Il colpo di scena è che Bocca ha ragione. E anche il rancido Villaggio. Le abitudini “clientelari, assistenziali, parassitarie” sono un malcostume, e fanno danno al Sud e a tutto il Paese. Quanto alla “cultura sudista borbonica”, quand’anche ci fosse stata, è strano che abbia contaminato il resto d’Italia perché i Borbone nel 1861 persero. E quanto all’”abietta” burocrazia borbonica, dal 18 marzo 1861 la burocrazia fu ovunque sabauda.
E’ vero anche che decine di migliaia di ragazzi ogni anno lasciano il Sud non solo (e soprattutto) per mancanza di lavoro, ma anche perché non disposti a subìre il clientelismo della raccomandazione, la mortificazione dell’assistenza, lo spettacolo del parassitismo. Ma allora: o i meridionali nascono razza inferiore, o bisogna appunto capire i “perché” di tutto ciò. Premettendo che i primi colpevoli sono i meridionali medesimi. Per aver accettato senza ribellarsi ciò che le loro impavide o complici classi politiche (anzi dirigenti) hanno a loro volta accettato o provocato.
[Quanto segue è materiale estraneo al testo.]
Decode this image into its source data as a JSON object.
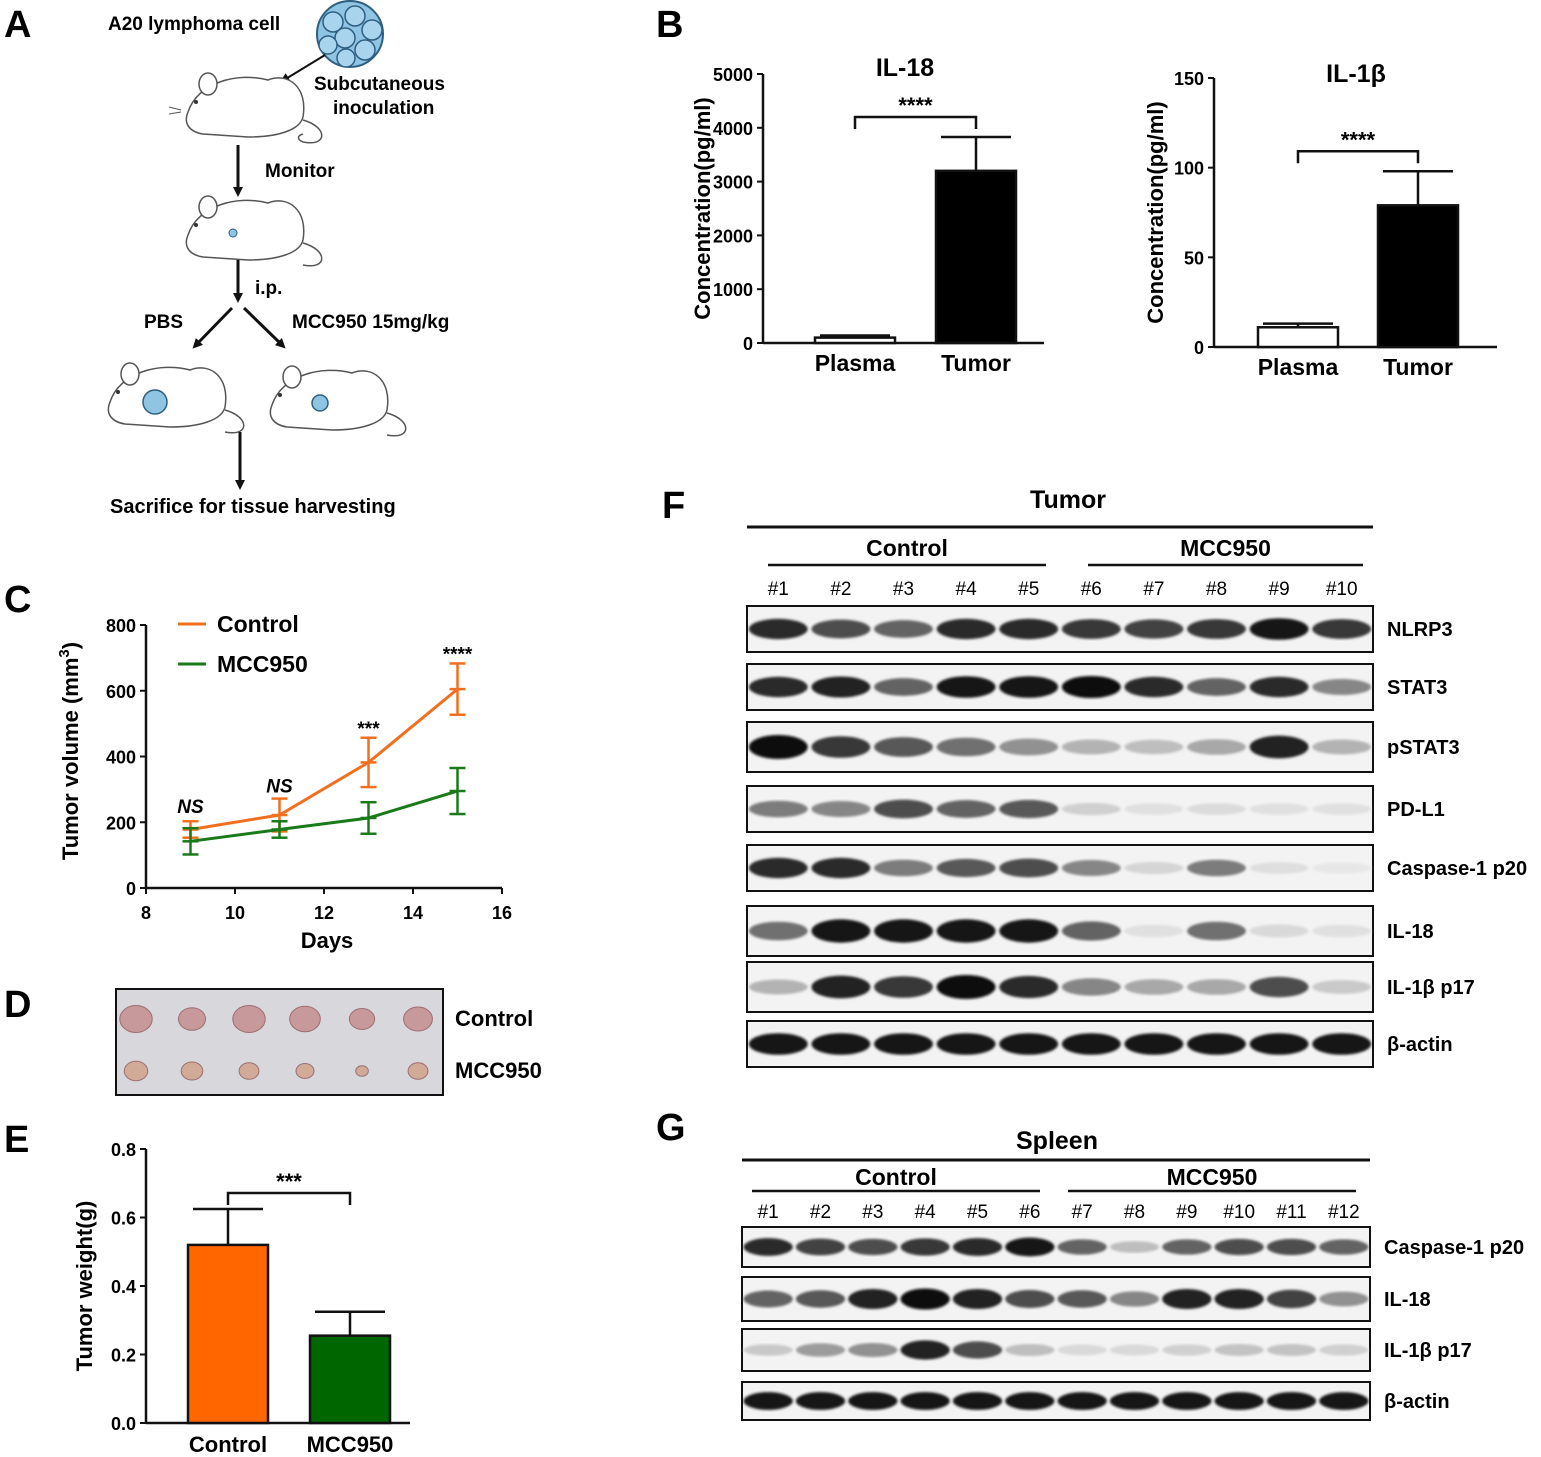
{
  "panel_letters": [
    "A",
    "B",
    "C",
    "D",
    "E",
    "F",
    "G"
  ],
  "schematic": {
    "cell_label": "A20 lymphoma cell",
    "inoculation_label": [
      "Subcutaneous",
      "inoculation"
    ],
    "monitor_label": "Monitor",
    "ip_label": "i.p.",
    "pbs_label": "PBS",
    "mcc_label": "MCC950 15mg/kg",
    "sacrifice_label": "Sacrifice for tissue harvesting"
  },
  "chart_data": [
    {
      "id": "B1",
      "type": "bar",
      "title": "IL-18",
      "xlabel": "",
      "ylabel": "Concentration(pg/ml)",
      "categories": [
        "Plasma",
        "Tumor"
      ],
      "values": [
        100,
        3200
      ],
      "errors": [
        40,
        630
      ],
      "ylim": [
        0,
        5000
      ],
      "yticks": [
        0,
        1000,
        2000,
        3000,
        4000,
        5000
      ],
      "fills": [
        "#ffffff",
        "#000000"
      ],
      "significance": "****"
    },
    {
      "id": "B2",
      "type": "bar",
      "title": "IL-1β",
      "xlabel": "",
      "ylabel": "Concentration(pg/ml)",
      "categories": [
        "Plasma",
        "Tumor"
      ],
      "values": [
        11,
        79
      ],
      "errors": [
        2,
        19
      ],
      "ylim": [
        0,
        150
      ],
      "yticks": [
        0,
        50,
        100,
        150
      ],
      "fills": [
        "#ffffff",
        "#000000"
      ],
      "significance": "****"
    },
    {
      "id": "C",
      "type": "line",
      "xlabel": "Days",
      "ylabel_main": "Tumor volume (mm",
      "ylabel_sup": "3",
      "ylabel_end": ")",
      "xlim": [
        8,
        16
      ],
      "xticks": [
        8,
        10,
        12,
        14,
        16
      ],
      "ylim": [
        0,
        800
      ],
      "yticks": [
        0,
        200,
        400,
        600,
        800
      ],
      "x": [
        9,
        11,
        13,
        15
      ],
      "series": [
        {
          "name": "Control",
          "color": "#f07020",
          "values": [
            178,
            222,
            382,
            605
          ],
          "errors": [
            25,
            50,
            75,
            78
          ]
        },
        {
          "name": "MCC950",
          "color": "#1a7a1a",
          "values": [
            142,
            178,
            213,
            295
          ],
          "errors": [
            40,
            25,
            48,
            70
          ]
        }
      ],
      "annotations": [
        {
          "x": 9,
          "text": "NS",
          "italic": true,
          "y": 228
        },
        {
          "x": 11,
          "text": "NS",
          "italic": true,
          "y": 290
        },
        {
          "x": 13,
          "text": "***",
          "italic": false,
          "y": 465
        },
        {
          "x": 15,
          "text": "****",
          "italic": false,
          "y": 692
        }
      ]
    },
    {
      "id": "E",
      "type": "bar",
      "xlabel": "",
      "ylabel": "Tumor weight(g)",
      "categories": [
        "Control",
        "MCC950"
      ],
      "values": [
        0.52,
        0.255
      ],
      "errors": [
        0.105,
        0.07
      ],
      "ylim": [
        0,
        0.8
      ],
      "yticks": [
        "0.0",
        "0.2",
        "0.4",
        "0.6",
        "0.8"
      ],
      "fills": [
        "#ff6600",
        "#006600"
      ],
      "significance": "***"
    }
  ],
  "photo": {
    "rows": [
      {
        "label": "Control",
        "sizes": [
          0.9,
          0.75,
          0.9,
          0.85,
          0.7,
          0.8
        ],
        "color": "#c8999a"
      },
      {
        "label": "MCC950",
        "sizes": [
          0.65,
          0.6,
          0.55,
          0.5,
          0.35,
          0.55
        ],
        "color": "#d2aa98"
      }
    ]
  },
  "blot_tumor": {
    "title": "Tumor",
    "groups": [
      "Control",
      "MCC950"
    ],
    "lanes": [
      "#1",
      "#2",
      "#3",
      "#4",
      "#5",
      "#6",
      "#7",
      "#8",
      "#9",
      "#10"
    ],
    "rows": [
      {
        "label": "NLRP3",
        "intensity": [
          0.85,
          0.7,
          0.6,
          0.85,
          0.85,
          0.8,
          0.75,
          0.8,
          0.95,
          0.8
        ]
      },
      {
        "label": "STAT3",
        "intensity": [
          0.85,
          0.9,
          0.6,
          0.95,
          0.95,
          1.0,
          0.85,
          0.6,
          0.85,
          0.45
        ]
      },
      {
        "label": "pSTAT3",
        "intensity": [
          1.0,
          0.8,
          0.65,
          0.55,
          0.4,
          0.25,
          0.2,
          0.3,
          0.9,
          0.25
        ]
      },
      {
        "label": "PD-L1",
        "intensity": [
          0.5,
          0.45,
          0.7,
          0.6,
          0.65,
          0.12,
          0.05,
          0.07,
          0.05,
          0.05
        ]
      },
      {
        "label": "Caspase-1 p20",
        "intensity": [
          0.85,
          0.85,
          0.5,
          0.65,
          0.7,
          0.45,
          0.1,
          0.5,
          0.06,
          0.02
        ]
      },
      {
        "label": "IL-18",
        "intensity": [
          0.55,
          0.95,
          0.95,
          0.95,
          0.95,
          0.6,
          0.05,
          0.55,
          0.08,
          0.05
        ]
      },
      {
        "label": "IL-1β p17",
        "intensity": [
          0.25,
          0.9,
          0.8,
          1.0,
          0.85,
          0.45,
          0.3,
          0.3,
          0.7,
          0.15
        ]
      },
      {
        "label": "β-actin",
        "intensity": [
          0.95,
          0.95,
          0.95,
          0.95,
          0.95,
          0.95,
          0.95,
          0.95,
          0.95,
          0.95
        ]
      }
    ]
  },
  "blot_spleen": {
    "title": "Spleen",
    "groups": [
      "Control",
      "MCC950"
    ],
    "lanes": [
      "#1",
      "#2",
      "#3",
      "#4",
      "#5",
      "#6",
      "#7",
      "#8",
      "#9",
      "#10",
      "#11",
      "#12"
    ],
    "rows": [
      {
        "label": "Caspase-1 p20",
        "intensity": [
          0.85,
          0.75,
          0.7,
          0.8,
          0.85,
          0.95,
          0.6,
          0.2,
          0.6,
          0.7,
          0.7,
          0.6
        ]
      },
      {
        "label": "IL-18",
        "intensity": [
          0.6,
          0.65,
          0.9,
          1.0,
          0.9,
          0.7,
          0.65,
          0.45,
          0.9,
          0.9,
          0.75,
          0.4
        ]
      },
      {
        "label": "IL-1β p17",
        "intensity": [
          0.15,
          0.35,
          0.4,
          0.9,
          0.7,
          0.2,
          0.08,
          0.08,
          0.12,
          0.18,
          0.18,
          0.12
        ]
      },
      {
        "label": "β-actin",
        "intensity": [
          0.95,
          0.95,
          0.95,
          0.95,
          0.95,
          0.95,
          0.95,
          0.95,
          0.95,
          0.95,
          0.95,
          0.95
        ]
      }
    ]
  }
}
All’indomani dell’Unità, il Sud è stato rappresentato da un due per cento della popolazione di proprietari terrieri schierato contro il restante 98 per cento. Due per cento a difesa dei suoi privilegi. E cieco di fronte al disegno del nuovo Paese con l’iniziale sviluppo dirottato nel Nord accentratore, più vicino all’Europa, in fondo vincitore. Anche grazie a quelle classi dirigenti, l’effetto è stato un Sud condannato nel tempo all’intervento dello Stato per supplire ai suoi ritardi. Con una invasione di economia pubblica che è tutto il contrario dell’efficienza e della competitività. Uno statalismo nel quale, per capirci, per lavorare bisogna conoscere l’onorevole, non essere bravo.
Questa classe dirigente è stata specialista anzitutto nel far arrivare soldi. E nel farli arrivare dove serviva per avere in cambio i voti, non dove servivano per la crescita. Malcostume. Però oggi la mano corrotta dello Stato è presente in oltre la metà dell’economia non sudista ma nazionale: più dell’Unione Sovietica del tempo. E quanto alla competitività, l’Italia (non il Sud) è agli ultimi posti del mondo, dietro anche al Botswana, con tutto il rispetto. Italia meridionalizzata? O Italia tutta malata con un Sud abbastanza di più? Bocca non può rispondere, ma ci pensi.